Ted Brooks

Personal information
- Full name: Edward William John Brooks
- Born: 8 July 1898 Camberwell, Surrey, England
- Died: 10 February 1960 (aged 61) Rustington, Sussex, England
- Batting: Right-handed
- Bowling: Right-arm medium
- Role: Wicket-keeper

Domestic team information
- 1925–1939: Surrey

Career statistics
| Competition | First-class |
| Matches | 359 |
| Runs scored | 4,497 |
| Batting average | 13.07 |
| 100s/50s | 0/9 |
| Top score | 70 |
| Balls bowled | 6 |
| Wickets | 0 |
| Bowling average | – |
| 5 wickets in innings | 0 |
| 10 wickets in match | 0 |
| Best bowling | – |
| Catches/stumpings | 727/97 |
- Source: CricketArchive

= Ted Brooks =

English cricketer (1898–1960)

Edward William John Brooks (8 July 1898 – 10 February 1960) was an English cricketer. A wicket-keeper, he played first-class cricket for Surrey from 1925 to 1939, all but five of his first-class appearances being for the county. Only Bert Strudwick has exceeded his 810 dismissals for the county.

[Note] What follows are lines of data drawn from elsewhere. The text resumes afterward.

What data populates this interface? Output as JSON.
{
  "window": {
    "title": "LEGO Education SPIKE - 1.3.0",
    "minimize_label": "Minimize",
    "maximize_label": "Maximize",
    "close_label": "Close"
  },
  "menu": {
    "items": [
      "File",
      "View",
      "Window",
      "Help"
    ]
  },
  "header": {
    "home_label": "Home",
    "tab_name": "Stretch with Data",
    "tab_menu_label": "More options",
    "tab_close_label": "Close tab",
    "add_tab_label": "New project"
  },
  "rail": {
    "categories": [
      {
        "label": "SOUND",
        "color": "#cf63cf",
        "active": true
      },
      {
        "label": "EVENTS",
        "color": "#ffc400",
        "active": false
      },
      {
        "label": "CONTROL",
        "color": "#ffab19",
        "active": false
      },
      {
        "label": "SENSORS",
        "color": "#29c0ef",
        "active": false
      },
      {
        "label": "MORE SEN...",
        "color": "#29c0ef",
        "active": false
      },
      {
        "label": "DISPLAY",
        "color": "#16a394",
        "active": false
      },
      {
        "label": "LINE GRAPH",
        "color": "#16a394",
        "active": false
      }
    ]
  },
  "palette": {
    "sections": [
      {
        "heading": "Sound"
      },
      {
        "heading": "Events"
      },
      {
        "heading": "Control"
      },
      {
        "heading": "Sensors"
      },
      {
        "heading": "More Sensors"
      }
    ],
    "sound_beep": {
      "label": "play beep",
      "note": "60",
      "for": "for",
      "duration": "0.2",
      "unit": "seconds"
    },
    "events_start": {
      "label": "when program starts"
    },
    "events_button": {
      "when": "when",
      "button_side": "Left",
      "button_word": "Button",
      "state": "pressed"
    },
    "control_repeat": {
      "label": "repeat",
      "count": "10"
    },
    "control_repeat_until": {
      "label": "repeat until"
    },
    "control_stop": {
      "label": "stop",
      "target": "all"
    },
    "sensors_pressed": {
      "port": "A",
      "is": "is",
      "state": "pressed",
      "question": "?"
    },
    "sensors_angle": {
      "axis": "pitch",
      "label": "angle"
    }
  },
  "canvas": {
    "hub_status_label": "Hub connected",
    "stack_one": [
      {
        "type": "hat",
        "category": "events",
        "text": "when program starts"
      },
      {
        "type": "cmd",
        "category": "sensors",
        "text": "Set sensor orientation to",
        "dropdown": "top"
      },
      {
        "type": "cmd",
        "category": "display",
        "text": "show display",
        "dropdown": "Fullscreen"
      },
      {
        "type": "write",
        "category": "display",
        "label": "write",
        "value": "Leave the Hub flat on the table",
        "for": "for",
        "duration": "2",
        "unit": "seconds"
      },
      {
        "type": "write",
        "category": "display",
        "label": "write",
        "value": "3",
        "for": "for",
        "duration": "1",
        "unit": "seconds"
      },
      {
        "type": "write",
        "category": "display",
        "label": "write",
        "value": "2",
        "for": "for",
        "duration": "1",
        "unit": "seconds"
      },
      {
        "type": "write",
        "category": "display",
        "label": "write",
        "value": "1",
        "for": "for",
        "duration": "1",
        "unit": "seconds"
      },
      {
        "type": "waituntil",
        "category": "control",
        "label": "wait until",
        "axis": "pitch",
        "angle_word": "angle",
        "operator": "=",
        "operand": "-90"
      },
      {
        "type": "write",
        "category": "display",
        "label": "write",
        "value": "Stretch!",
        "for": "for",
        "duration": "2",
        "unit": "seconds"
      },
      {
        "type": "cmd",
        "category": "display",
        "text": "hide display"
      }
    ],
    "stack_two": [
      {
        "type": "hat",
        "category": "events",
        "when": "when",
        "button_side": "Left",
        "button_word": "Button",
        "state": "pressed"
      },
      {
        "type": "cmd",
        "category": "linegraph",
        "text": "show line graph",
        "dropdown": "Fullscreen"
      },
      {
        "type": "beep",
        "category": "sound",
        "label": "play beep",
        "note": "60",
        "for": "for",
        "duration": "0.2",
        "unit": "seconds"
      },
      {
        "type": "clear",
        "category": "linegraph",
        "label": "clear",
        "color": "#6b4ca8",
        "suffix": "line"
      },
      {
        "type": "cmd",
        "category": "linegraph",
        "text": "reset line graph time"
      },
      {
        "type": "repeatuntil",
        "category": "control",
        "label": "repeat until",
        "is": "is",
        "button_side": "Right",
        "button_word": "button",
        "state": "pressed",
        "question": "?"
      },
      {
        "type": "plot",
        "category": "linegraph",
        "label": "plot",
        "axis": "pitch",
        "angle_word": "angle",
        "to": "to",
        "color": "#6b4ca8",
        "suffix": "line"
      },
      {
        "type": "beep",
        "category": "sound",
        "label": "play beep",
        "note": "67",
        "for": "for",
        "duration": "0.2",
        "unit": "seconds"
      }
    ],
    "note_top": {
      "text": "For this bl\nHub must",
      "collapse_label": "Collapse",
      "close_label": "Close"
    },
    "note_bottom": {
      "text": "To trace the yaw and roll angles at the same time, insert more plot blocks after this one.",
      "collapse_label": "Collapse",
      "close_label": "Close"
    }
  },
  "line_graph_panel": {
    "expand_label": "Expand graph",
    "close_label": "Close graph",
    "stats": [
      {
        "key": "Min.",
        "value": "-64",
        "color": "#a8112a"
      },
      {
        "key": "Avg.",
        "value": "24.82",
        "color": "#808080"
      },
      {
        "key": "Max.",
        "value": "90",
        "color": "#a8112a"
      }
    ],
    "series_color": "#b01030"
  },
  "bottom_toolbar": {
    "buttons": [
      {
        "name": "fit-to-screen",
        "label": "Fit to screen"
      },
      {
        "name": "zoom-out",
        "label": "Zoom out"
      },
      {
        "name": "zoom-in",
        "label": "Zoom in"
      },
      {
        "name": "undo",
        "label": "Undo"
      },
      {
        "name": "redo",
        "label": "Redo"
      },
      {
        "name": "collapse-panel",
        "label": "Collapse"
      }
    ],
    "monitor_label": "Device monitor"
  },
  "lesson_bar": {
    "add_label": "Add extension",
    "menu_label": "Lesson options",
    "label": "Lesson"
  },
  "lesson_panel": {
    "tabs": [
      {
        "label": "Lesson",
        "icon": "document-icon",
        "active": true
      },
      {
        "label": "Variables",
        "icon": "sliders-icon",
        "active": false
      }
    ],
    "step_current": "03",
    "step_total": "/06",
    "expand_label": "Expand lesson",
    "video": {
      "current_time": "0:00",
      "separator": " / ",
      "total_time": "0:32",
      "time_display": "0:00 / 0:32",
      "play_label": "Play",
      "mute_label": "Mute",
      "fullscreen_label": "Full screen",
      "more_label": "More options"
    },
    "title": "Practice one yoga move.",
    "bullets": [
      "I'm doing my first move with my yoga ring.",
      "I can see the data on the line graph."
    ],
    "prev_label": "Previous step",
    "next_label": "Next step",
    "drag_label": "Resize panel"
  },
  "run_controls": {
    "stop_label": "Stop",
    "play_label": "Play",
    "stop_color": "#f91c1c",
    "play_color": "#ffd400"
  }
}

He originally joined the Surrey staff as a medium-paced bowler. In a minor match in 1923 he kept wicket when the regular wicketkeeper was injured, and did so well that he concentrated on his keeping from then on. When Strudwick retired after the 1927 season, Brooks succeeded him as the regular first team keeper, having already played in some matches from 1925 to 1927 when Strudwick was injured or away playing for England. He was notably acrobatic behind the stumps and kept particularly well to fast bowling. That he was regarded highly as a keeper is indicated by the fact that he played four times for the Players against the Gentlemen between 1931 and 1935. He took six catches in an innings against Kent at Blackheath in 1935, which equalled the Surrey record.

Though no better than a useful tail-end batsman, when he made his highest score of 70, against Hampshire at the Oval in 1936, he shared a stand of 168 for the ninth wicket with Errol Holmes in just 75 minutes. This remains the Surrey record partnership for that wicket.

He was noted as a humorist, both on and off the field. In one match he missed two stumpings off Freddie Brown in one over and another in Brown's next over, all from the same batsman. In the following over he held a fine diving catch off Alf Gover to dismiss the batsman. Brooks walked up to Brown and said: "I can catch 'em if I can't stump 'em."